Sometimes, an off-hand comment opens old wounds. Mention "Rosebud" to Citizen Kane or "Gigli" to Ben Affleck and their eyes will likely fill with tears.

In today's newspaper gossip column, Lucy in Easton asks for confirmation that Hilary Duff, her girlhood idol from "Lizzie McGuire" is married. "She's way too young to have a husband," writes Lucy. Columnist Pinky replies that Hilary has, in fact, marched down the aisle with hockey player Mike Comrie and states, "(Comrie) is NOT CUTE. His head is gigantic, and I mean that literally. Maybe it looks smaller in person. Let's hope."

Pinky's comment opened a personal wound that I had long repressed. Sitting atop my puny shoulders is what Mike Myers referred to as a "massive melon", my size 7-5/8 head. When all the cool guys were wearing their hats backwards, I couldn't. That plastic adjustable strip had to hang free for the hat to fit me at all. It looked like a cuckoo was about to spring from it every hour on the hour.

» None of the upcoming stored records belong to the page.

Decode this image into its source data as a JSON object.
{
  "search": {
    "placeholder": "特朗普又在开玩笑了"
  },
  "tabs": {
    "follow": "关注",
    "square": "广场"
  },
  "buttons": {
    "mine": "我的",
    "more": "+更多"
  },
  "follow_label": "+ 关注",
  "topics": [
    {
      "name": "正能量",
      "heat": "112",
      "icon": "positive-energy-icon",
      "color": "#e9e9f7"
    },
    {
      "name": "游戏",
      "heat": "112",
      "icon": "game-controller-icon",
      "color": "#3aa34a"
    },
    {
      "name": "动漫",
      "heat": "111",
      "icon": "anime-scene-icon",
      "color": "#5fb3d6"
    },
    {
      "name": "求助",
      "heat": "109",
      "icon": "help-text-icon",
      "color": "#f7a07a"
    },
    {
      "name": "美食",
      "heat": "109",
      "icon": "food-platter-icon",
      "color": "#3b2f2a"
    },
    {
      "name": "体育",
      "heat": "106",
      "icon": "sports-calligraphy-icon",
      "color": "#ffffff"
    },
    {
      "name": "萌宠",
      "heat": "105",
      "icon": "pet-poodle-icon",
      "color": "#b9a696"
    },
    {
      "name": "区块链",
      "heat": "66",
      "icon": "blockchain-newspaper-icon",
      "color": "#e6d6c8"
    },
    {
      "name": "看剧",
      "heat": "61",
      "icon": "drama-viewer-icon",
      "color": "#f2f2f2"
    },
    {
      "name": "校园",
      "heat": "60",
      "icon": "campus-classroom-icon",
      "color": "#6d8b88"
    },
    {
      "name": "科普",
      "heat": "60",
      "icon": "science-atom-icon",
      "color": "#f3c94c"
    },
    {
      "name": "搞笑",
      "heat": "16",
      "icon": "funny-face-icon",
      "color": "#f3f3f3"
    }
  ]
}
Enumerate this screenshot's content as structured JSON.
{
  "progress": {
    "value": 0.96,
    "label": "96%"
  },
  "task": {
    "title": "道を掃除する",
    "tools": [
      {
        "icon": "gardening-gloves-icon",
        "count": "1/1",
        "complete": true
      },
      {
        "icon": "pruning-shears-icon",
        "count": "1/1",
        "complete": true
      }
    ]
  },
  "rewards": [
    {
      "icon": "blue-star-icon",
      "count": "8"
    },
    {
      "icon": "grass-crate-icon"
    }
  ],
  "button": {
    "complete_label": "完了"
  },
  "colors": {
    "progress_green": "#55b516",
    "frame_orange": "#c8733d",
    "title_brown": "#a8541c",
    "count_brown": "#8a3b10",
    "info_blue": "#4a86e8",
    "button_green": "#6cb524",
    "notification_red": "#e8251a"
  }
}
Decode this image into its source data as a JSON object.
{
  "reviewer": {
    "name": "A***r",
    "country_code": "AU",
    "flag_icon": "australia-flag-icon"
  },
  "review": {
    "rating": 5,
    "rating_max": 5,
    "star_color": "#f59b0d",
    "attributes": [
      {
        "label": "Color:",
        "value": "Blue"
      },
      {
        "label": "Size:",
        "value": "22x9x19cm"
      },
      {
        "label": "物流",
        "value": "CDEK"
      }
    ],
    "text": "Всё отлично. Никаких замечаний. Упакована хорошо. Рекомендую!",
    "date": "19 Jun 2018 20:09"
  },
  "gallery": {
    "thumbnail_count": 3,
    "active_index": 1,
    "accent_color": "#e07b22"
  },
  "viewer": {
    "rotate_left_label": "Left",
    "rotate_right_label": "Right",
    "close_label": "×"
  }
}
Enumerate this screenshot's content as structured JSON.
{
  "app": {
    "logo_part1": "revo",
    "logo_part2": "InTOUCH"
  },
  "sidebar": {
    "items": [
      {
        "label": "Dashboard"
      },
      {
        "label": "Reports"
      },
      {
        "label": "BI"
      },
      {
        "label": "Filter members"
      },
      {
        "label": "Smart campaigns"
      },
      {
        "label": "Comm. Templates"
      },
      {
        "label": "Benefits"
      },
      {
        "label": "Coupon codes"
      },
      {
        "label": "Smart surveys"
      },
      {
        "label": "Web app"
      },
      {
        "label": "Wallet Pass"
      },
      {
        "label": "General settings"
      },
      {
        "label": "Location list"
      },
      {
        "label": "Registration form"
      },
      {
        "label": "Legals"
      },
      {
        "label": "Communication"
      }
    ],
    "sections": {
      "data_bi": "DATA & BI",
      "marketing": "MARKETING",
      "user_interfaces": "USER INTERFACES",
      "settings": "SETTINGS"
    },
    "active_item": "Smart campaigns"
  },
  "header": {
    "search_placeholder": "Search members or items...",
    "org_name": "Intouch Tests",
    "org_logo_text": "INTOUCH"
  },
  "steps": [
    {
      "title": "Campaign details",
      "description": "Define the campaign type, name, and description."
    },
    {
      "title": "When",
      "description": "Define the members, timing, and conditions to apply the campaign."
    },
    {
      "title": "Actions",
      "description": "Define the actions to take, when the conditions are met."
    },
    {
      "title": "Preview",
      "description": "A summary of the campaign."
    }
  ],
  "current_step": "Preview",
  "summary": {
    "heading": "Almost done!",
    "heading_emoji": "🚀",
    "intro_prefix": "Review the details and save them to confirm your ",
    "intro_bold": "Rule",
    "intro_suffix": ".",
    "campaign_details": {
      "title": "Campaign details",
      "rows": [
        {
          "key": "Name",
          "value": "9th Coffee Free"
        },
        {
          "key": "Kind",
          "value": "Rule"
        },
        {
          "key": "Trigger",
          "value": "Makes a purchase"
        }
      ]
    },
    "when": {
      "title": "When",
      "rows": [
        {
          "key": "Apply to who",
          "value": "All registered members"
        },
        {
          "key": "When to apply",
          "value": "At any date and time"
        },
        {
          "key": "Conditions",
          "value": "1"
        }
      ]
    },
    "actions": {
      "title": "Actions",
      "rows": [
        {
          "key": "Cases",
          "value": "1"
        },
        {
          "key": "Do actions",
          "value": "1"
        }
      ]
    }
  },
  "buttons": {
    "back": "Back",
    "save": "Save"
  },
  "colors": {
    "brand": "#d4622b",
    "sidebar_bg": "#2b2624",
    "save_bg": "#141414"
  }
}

When we would go to the batting cage, I was the guy with the helmet side flaps digging into my temples and causing occasional blackouts. Back when I had a full head of hair, the barber would ice down his clippers for fear they would overheat.

Humiliating as they were, none of the above were my life-long traumatic "Rosebud" moment. When I was five years old, a church block party featured a flat where kids could stick their heads through a hole and be photographed as Hopalong Cassidy astride his horse Topper. Like every other kid in 1953, I was an immense Hopalong fan. It was a long wait in line and when my chance to become "Hoppy" finally came, I couldn't fit my head through the hole. I became "Big Head Ed", the pariah of the 1st grade at James Monroe School.

It's been 57 years, but thanks a lot for bringing that back up again, Pinky. I will now bury my massive melon in a pillow and sob hysterically.